二次元の外には、予想外すぎる甘々懐妊が待っていました
そもそも香澄は、自分が処女であると八島に言ったことはなかった。

「ど、どうして……私が……その……」

 処女という単語を言うのが恥ずかしくて、香澄がもごもご口を動かしていると

「ここまでの流れで、処女じゃない方がびっくりでしょ。

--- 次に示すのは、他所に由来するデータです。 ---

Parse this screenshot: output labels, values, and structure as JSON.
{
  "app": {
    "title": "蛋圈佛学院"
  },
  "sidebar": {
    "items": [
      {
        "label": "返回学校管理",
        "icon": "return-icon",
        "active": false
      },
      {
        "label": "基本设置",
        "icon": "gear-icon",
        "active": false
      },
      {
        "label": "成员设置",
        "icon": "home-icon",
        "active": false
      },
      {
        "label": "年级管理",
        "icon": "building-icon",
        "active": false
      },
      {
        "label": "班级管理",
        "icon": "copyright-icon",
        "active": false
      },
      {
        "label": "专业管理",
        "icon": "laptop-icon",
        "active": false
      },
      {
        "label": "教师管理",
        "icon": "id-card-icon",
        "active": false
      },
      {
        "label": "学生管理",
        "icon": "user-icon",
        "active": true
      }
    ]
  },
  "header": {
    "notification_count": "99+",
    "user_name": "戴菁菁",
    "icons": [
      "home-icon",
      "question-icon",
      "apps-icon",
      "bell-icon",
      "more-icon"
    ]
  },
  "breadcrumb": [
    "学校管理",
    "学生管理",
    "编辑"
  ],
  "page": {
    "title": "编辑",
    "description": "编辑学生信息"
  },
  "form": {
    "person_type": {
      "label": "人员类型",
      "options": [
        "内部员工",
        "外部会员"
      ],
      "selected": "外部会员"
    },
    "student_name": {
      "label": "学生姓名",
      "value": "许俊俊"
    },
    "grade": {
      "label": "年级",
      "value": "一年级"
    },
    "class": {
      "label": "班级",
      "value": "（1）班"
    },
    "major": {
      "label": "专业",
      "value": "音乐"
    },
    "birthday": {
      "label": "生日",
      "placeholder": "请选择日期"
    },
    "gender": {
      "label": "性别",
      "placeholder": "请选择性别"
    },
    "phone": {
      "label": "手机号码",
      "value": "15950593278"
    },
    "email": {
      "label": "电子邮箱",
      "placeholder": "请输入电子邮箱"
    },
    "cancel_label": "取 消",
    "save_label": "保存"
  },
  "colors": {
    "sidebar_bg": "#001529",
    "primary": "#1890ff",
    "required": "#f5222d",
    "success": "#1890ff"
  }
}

私を誰だと思ってんのよ」

 と、間髪入れず矢島に指摘された。

「ごもっともです、はい」
「まあ、処女捨てろはさすがに言いすぎたけど……異性の肌に触れる経験、人生で1度はしてみてもいいんじゃないかしら」
「……何のために」
「恋を生むためよ」
「恋なら……普段自炊してますけど……二次元ですけど……」

 香澄がそう言った瞬間だった。
 スピーカー越しに、机が叩かれた音が香澄の耳に入ってきた。

「香澄ちゃん。真面目に聞きなさい」
「す、すみません……」

 香澄は、泣きそうになるのをぐっと堪えながら、八島の次の言葉を待った。

「だからね、あなたのセリフに問題があるから、ディレクターにこっぴどく怒られるんでしょう?わかるでしょう?」

 ぐうの音も出ない……と、香澄は思った。